What artwork have you seen recently you find interesting or different?
A totally amazing one: “Nightlife”, a 3D film by Cyprian Galliard. I am normally not a big fan of needing to wear 3D glasses but in this case it was totally worth it. The film is very hypnotic, soft but wild, even brutal at the same time. It shows these Hollywood Juniper trees that get kind of anthropomorphic as they hit against the fences. Also the footage filmed with a drone, when you find yourself in the middle of a firework above the Berlin Olympia stadium is such a powerful image! It is accompanied by a dub remix of Anton Ellis “Blackman´s World” only featuring the chorus of the song repeated throughout the film : “I was born a looser”. It is very a multi-layered work though, symbolically as well historically and took him 2 yeas to film.
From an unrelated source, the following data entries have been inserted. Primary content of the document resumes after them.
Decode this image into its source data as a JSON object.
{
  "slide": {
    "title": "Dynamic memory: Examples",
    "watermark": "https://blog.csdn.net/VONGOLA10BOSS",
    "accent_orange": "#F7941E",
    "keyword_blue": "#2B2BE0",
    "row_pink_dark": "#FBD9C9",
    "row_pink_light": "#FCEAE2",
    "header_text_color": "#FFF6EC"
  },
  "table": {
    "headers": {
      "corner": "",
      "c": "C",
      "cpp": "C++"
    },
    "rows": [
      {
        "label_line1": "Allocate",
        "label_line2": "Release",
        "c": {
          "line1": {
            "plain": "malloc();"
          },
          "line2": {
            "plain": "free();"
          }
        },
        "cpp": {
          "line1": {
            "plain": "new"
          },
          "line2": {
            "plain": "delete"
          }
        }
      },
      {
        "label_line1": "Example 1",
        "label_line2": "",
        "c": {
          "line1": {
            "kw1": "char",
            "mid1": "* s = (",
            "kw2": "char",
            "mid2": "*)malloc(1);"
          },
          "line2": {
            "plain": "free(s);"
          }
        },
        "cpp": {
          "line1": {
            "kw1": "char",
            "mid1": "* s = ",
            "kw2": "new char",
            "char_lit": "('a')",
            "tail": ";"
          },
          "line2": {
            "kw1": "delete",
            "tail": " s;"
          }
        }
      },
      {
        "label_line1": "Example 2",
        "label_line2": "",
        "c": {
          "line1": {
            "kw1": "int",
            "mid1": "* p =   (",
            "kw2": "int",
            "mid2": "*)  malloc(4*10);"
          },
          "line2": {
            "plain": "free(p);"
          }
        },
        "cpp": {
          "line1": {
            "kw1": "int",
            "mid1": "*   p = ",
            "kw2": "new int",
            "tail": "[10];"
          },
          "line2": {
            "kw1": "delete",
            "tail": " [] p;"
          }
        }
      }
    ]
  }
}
But the key thing is, that you don't need to know that before watching it. It uses the power and magic of the image in such an impressive and smart way! I will go and see it a second time.
Are there anything else we should know about you and your work?
I am obsessed with the Neolithic Revolution and its Megalithic monuments as a form of frist drama and theater in relation to the movement of the moon and the sun. I have seen every documentary about it existing, so I'm out of material!! If a documentary filmmaker reads this, please, please make a new one and get in touch! A series with that topic I could imagine to be cool as well! Also, I m doing a show in Leipzig, Germany, at BSMT, opening September the 7th. Come by, you're gonna be totally immersed!